For normal testicular function, sperm count and morphology were considered as markers. Cauda epididymis was placed in Dulbecco’s modified Eagle’s medium, nutrient mixture F12 (DMEM/F12) with fetal bovine serum (FBS) 5% and cut into small pieces. The medium was balanced in incubator at temperature 37 °C and 5% CO2. Sperms from all four groups of mice were collected from their cauda epididymis and sperm number was determined by hemocytometer (Abcam Cambridge, MA, USA). Sperm morphology was also studied following a similar method with addition of eosin staining for a few minutes, then making a smear on a slide, air drying and mounting the slides for morphology study under microscope following the method of Majumder et al. [22] and WHO laboratory manual [40].
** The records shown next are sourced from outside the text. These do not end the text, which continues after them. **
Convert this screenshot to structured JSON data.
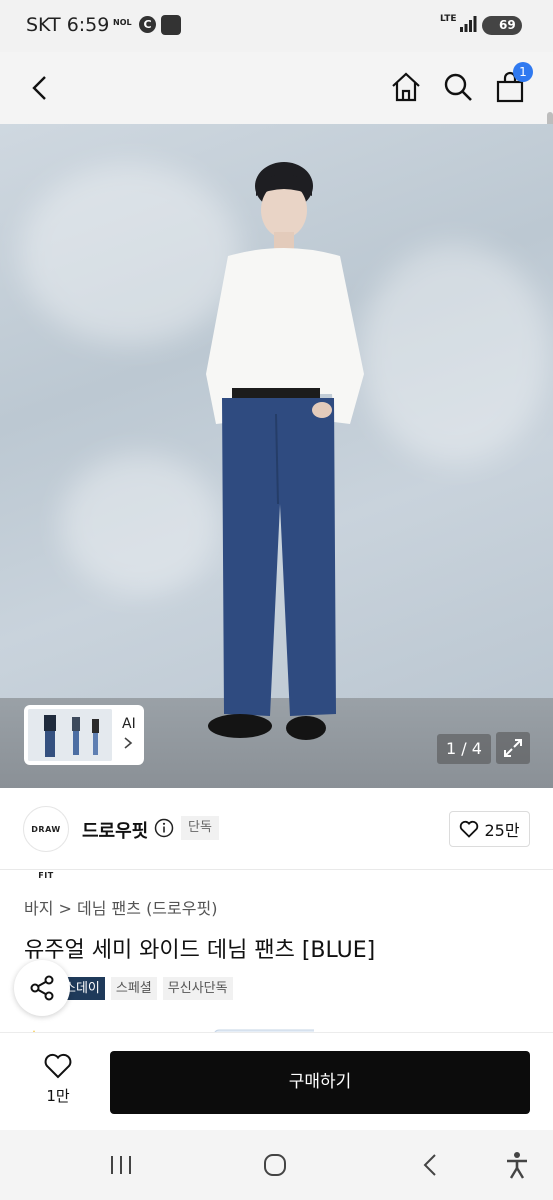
{
  "status_bar": {
    "time": "SKT 6:59",
    "nol_label": "NOL",
    "c_label": "C",
    "network": "LTE",
    "battery": "69"
  },
  "header": {
    "cart_count": "1"
  },
  "gallery": {
    "ai_label": "AI",
    "counter": "1 / 4"
  },
  "brand": {
    "logo_text": "DRAW FIT",
    "name": "드로우핏",
    "exclusive_tag": "단독",
    "like_count": "25만"
  },
  "product": {
    "breadcrumb": "바지 > 데님 팬츠 (드로우핏)",
    "title": "유주얼 세미 와이드 데님 팬츠 [BLUE]",
    "tags": [
      "스데이",
      "스페셜",
      "무신사단독"
    ]
  },
  "action_bar": {
    "wish_count": "1만",
    "buy_label": "구매하기"
  },
  "colors": {
    "accent_blue": "#2f79f0",
    "buy_button": "#0c0c0c",
    "tag_dark": "#1f3a5a"
  }
}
4.9. Fertility Performance

Adult ICR male mice were administered with LA and PU for four weeks, after which each of them was caged with untreated female ICR mice and provided with standard food. Males were separated from females after monitoring vaginal plugs within one week and if no plug was found still they were separated. Fertility performance of the four groups was analyzed on the basis of the time period when the females gave birth Pregnant female mice were inspected twice daily to appraise birth of offspring.

4.10. Statistical Analysis

Data represent mean ± standard error of the mean (SEM) of at least three independent experiments. One-way analysis of variance (ANOVA) was used for statistical comparison of groups and followed by Tukey-Kramer for a multiple comparisons test.